Inilah yang menjadi pangkal masalah bagi penerima Beasiswa LN Dikti dari Universitas Tadulako (Untad). Semua penerima beasiswa dari Untad tidak mendapatkan dananya sesuai dengan nilai kurs yang telah ditetapkan di dalam kontrak, melainkan berdasarkan nilai kurs spot pada saat dilakukan pembayaran. Secara eksplisit dapat dikatakan sebagian teman yang disebutkan di atas menerima IDR 13.500.000 perbulannya untuk setiap AUD 1500. Sedangkan semua yang bersal dari Untad menerima dengan nilai bervariasi sesuai nilai spot pada hari pembayaran. Jika nilai spot pada hari itu AUD 1 = IDR 6700, maka yang diterima adalah IDR 10.050.000.

Kontrak, sebetulnya itulah salah satu kata kunci jawaban masalah ini. Namun persoalannya adalah tidak satu pun penerima beasiswa memiliki kontrak tersebut. Karena tidak memilikinya maka tidak satu pun yang mengetahui isi kontrak tesebut. Menurut pengelola di Untad, yang memberlakukan nilai tukar spot, bahwa nilai kontrak menyebutkan bahwa pembayaran beasiswa ini sifatnya at cost, sehingga tidak memberlakukan nilai kurs berdasarkan kontrak yang IDR 9000 per 1 AUD.
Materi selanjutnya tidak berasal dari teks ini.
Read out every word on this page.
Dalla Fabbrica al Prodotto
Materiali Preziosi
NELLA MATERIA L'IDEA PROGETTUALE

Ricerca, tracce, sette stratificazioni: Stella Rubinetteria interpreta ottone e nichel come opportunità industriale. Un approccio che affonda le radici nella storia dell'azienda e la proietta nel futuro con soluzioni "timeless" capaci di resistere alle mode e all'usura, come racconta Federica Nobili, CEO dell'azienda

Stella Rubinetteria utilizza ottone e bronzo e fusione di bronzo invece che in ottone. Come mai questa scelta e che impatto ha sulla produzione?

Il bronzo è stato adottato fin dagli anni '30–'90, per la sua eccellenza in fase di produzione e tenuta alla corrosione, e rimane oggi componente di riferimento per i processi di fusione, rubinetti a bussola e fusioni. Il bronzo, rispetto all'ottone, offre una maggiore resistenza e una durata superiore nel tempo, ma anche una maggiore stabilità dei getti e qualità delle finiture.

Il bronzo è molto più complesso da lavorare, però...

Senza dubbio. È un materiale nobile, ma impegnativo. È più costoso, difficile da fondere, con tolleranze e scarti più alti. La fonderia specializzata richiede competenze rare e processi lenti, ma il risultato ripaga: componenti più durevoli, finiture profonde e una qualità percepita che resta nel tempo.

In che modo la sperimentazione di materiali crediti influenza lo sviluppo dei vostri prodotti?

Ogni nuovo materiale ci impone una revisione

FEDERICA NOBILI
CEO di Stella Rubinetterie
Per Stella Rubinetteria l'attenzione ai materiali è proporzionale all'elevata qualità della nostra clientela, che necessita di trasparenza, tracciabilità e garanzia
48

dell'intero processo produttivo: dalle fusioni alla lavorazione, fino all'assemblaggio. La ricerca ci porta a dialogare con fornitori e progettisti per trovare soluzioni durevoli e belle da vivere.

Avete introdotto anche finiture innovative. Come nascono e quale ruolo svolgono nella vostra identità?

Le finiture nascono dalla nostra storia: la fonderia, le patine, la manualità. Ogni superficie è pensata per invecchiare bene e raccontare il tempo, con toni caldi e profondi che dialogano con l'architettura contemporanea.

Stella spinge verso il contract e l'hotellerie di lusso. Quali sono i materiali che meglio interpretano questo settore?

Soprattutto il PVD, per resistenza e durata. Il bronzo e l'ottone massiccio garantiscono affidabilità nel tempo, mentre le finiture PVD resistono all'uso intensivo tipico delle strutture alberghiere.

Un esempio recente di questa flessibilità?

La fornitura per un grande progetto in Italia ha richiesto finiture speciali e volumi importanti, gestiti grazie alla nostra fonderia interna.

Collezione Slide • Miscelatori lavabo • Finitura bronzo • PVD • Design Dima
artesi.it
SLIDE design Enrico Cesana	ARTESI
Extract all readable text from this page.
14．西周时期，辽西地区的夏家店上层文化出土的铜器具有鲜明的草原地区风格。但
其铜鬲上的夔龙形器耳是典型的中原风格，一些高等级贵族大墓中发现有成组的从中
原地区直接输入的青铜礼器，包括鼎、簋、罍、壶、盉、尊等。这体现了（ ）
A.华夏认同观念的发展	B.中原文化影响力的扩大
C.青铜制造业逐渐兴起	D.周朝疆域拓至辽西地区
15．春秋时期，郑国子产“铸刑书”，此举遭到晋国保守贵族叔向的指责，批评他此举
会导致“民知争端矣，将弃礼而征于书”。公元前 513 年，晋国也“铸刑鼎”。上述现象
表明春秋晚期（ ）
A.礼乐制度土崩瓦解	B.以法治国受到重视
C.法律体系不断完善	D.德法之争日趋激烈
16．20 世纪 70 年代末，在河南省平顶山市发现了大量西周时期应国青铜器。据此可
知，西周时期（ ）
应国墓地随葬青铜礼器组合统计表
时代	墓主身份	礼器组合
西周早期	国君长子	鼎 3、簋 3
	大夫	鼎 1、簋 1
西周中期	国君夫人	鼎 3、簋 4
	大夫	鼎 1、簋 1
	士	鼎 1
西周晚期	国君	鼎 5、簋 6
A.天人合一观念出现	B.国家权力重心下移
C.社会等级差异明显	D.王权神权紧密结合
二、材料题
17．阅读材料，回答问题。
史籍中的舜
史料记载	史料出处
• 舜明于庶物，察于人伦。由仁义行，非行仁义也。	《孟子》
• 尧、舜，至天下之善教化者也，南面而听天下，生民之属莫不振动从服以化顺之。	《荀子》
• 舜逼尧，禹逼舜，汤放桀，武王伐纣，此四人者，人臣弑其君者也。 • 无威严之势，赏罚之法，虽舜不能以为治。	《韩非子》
Seharusnya, semua penerima beasiswa mendapatkan salinan kontrak tersebut termasuk perubahan/adendum kontrak yang dibuat selama masa pendidikan penerima beasiswa. Sehingga ada kejelasan akan hak dan kewajiban masing-masing pihak baik di tingkat atas sebagai pengambil kebijakan dan di lini akhir yaitu para penerima beasiswa.

Permasalahan lain yang juga perlu pemecahan adalah ketiadaan Petunjuk Pelaksanaan dan Petujuk Teknis pengelolaan basiswa yang bermuara pada ketidak-seragaman gerak langkah pengelolaan beasiswa di tingkat perguruan tinggi atau pada tingkat pelaksana.

2 comments:

Anonymous said...

Ini gunanya hedging (lindung nilai). Kontrak nampaknya punya konsep hedging (lindung nilai) yang dipatok pada nilai kurs tertentu, bukan spot, dan itu diterapkan di universitas lain, mengapa tidak demikian di Untad?

Kalau sudah sempat di hedging, lalu di-spot-kan lagi apapun alasannya, saya kira itu sudah salah....dan yang terpenting perlu diluruskan... agar tidak terus menerus merugikan pihak penerima beasiswa....

Saya berpendapat konsep spot itu tidak tepat, dan hedging (lindung nilai) adalah cara cerdas melindungi kepentingan penerima beasiswa dan bahkan para pihak dari potensi kerugian selisih kurs.

Mari kita bantu/tolong mereka yang terkena dampak pengambilan keputusan yang kurang tepat.

Sudah saatnya berubah.

Teruslah berjuang.

Salam dan hormat saya,
Pihak independen yang peduli kepada mereka yang menjadi korban keputusan yang tidak cerdas

Anonymous said...

Duh, kasian penerima beasiswa LN yang terima tidak sesuai dengan nilai kontrak. Kalo konsisten selalu ada penyesuain mungkin masih bisa diterima, tapi kalau tidak ada penyesuaian walau nilai tukar rupaih terus melemah dibanding saat pencairan dana, semaputlah penerima beasiswa tersebut, pada saat seharusnya konsentrasi belajar, justru harus pikir apakah beasiswa cukup atau tidak. Mendapatkan hak sesuai kontrak saja masih harus irit, apalagi kalau dipotong-potong.
Hal ini seharusnya menjadi perhatian semua pihak termasuk KPK.
Teruslah berjuang sobat, semoga akhirnya bisa mendapatkan hak sesuai kontrak.